Pop Music: A One-Man Soul Revival

With his smooth, jazzy R&B hit single "Brown Sugar," singer D'Angelo has thrown the world of hip-hop a long-overdue curve- and earned a reputation as the new "son of soul." That's just fine with D'Angelo. "When you listen to Marvin Gaye, Prince or Curtis May-field, all you can do is just shake your head at how smooth their stuff was," says the corn-rowed 21-year-old. "I get my inspiration from listening to those guys and just grooving."

D'Angelo's own groove has seduced the fickle but hugely profitable hip-hop-generation market with the sound of live instruments and honest-to-goodness singing. The newly released album, also titled "Brown Sugar," is reminiscent of the late Donny Hathaway, or Teddy Pendergrass shortly after his Harold Melvin and the Blue Notes days. In contrast to the blandness of crooner Brian McKnight or the whiny Babyface ripoffs that have flooded the airwaves this past year, D'Angelo's aching falsetto accentuates the warm mesh of thoughtful lyrics and soothing melodies.
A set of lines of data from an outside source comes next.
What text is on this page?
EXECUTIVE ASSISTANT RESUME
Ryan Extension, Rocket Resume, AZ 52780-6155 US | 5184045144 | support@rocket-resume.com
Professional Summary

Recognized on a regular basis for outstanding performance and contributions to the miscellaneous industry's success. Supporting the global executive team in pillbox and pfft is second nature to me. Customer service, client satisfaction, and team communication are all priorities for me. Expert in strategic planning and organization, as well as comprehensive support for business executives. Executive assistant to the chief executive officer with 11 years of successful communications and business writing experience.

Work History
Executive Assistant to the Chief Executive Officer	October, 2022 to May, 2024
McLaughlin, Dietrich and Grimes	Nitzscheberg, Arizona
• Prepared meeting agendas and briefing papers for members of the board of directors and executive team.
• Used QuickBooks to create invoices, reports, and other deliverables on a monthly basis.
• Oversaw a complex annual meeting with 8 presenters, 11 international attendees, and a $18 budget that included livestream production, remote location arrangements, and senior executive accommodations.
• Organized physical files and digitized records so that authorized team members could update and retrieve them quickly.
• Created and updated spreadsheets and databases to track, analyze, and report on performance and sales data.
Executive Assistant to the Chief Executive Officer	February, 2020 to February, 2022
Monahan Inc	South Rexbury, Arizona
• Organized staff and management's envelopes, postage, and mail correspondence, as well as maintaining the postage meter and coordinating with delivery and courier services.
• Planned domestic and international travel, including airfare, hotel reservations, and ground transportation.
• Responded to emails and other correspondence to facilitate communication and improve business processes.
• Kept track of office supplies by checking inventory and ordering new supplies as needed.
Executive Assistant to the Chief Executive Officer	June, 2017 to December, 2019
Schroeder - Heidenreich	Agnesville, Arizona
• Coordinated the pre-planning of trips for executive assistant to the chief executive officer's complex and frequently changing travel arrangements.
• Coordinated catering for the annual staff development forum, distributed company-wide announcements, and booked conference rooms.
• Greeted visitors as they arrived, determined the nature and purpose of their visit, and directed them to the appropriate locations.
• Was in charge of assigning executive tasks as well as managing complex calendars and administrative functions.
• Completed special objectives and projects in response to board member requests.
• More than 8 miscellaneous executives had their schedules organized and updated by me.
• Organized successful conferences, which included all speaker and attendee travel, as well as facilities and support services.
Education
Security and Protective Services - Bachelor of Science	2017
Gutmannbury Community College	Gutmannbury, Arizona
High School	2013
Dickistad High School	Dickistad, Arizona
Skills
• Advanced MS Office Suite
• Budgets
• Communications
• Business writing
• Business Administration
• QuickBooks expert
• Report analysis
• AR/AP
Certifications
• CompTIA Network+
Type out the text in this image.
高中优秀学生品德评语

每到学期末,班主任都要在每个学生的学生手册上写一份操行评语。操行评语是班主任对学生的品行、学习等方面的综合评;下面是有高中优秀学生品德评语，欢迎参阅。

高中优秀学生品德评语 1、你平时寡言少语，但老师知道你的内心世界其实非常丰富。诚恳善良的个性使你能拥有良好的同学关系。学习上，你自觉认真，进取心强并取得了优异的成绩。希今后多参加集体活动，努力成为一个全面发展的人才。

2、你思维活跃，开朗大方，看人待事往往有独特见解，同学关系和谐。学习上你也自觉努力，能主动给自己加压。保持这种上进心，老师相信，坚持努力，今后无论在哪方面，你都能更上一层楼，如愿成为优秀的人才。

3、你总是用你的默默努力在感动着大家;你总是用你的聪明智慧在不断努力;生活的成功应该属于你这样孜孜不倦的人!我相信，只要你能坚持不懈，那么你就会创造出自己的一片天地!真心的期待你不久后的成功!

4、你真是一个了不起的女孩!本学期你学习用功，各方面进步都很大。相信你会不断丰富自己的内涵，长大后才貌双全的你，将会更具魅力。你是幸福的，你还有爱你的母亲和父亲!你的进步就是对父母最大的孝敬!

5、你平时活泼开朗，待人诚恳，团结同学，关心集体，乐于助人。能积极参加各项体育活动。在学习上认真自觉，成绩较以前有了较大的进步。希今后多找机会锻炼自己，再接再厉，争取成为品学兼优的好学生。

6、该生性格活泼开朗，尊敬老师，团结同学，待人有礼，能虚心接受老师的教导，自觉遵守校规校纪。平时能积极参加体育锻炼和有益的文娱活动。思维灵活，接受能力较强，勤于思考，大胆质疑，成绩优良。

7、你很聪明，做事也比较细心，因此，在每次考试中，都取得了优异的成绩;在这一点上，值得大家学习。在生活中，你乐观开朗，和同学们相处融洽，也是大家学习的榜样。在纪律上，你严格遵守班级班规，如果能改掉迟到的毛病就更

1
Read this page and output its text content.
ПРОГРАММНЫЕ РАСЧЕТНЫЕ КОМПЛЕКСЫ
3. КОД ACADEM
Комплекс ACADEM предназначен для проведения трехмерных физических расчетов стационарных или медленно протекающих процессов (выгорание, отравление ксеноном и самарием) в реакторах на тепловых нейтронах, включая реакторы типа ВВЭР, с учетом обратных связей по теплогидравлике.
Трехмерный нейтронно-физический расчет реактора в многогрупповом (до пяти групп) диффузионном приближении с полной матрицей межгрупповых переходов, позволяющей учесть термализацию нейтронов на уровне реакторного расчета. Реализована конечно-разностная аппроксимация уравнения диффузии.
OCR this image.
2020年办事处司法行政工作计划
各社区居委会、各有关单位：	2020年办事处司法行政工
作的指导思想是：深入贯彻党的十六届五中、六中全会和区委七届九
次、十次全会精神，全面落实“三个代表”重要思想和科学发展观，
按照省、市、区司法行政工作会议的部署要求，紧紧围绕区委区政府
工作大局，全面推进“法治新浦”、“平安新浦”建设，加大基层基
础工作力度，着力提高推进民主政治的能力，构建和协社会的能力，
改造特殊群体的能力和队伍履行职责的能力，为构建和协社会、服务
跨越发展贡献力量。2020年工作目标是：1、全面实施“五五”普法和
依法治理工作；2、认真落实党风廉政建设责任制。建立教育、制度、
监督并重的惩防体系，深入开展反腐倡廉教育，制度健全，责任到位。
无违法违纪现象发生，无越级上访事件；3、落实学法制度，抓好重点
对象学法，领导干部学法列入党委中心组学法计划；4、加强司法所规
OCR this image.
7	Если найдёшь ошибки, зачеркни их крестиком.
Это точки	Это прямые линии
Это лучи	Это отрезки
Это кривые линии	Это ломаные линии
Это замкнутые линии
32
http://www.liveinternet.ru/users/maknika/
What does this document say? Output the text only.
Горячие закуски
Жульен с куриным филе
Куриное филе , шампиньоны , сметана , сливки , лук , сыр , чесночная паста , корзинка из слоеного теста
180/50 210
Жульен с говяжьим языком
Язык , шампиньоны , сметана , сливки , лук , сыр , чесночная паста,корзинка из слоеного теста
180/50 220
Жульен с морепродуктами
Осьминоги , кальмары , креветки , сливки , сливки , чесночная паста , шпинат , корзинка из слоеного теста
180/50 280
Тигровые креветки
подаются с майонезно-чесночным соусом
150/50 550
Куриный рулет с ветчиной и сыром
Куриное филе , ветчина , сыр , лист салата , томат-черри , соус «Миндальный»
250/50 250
The roots of the singer's soulfulness can be traced to his childhood in Richmond, Va., where Michael D'Angelo Archer was reared on the gospel music at his minister father's Pentecostal church. As a teen, D'Angelo formed his own band, playing Smokey Robinson and Peabo Bryson tunes at family reunions and talent shows. Then he performed at Harlem's tough-love Apollo Theater Amateur Night contest, where he walked away with three consecutive wins and enough money to buy a keyboard. Back in Virginia, D'Angelo began shopping his singing and writing skills, landing a contract after a three-hour impromptu piano recital for a record exec. Soul-music fans, frustrated by the bump-and-grind phase of black music, are glad the man listened. "I am flattered people think I can get the music back to the way it was," says D'Angelo. "The music out there now is definitely kind of wacked." Not for long, if "Brown Sugar" continues to bubble.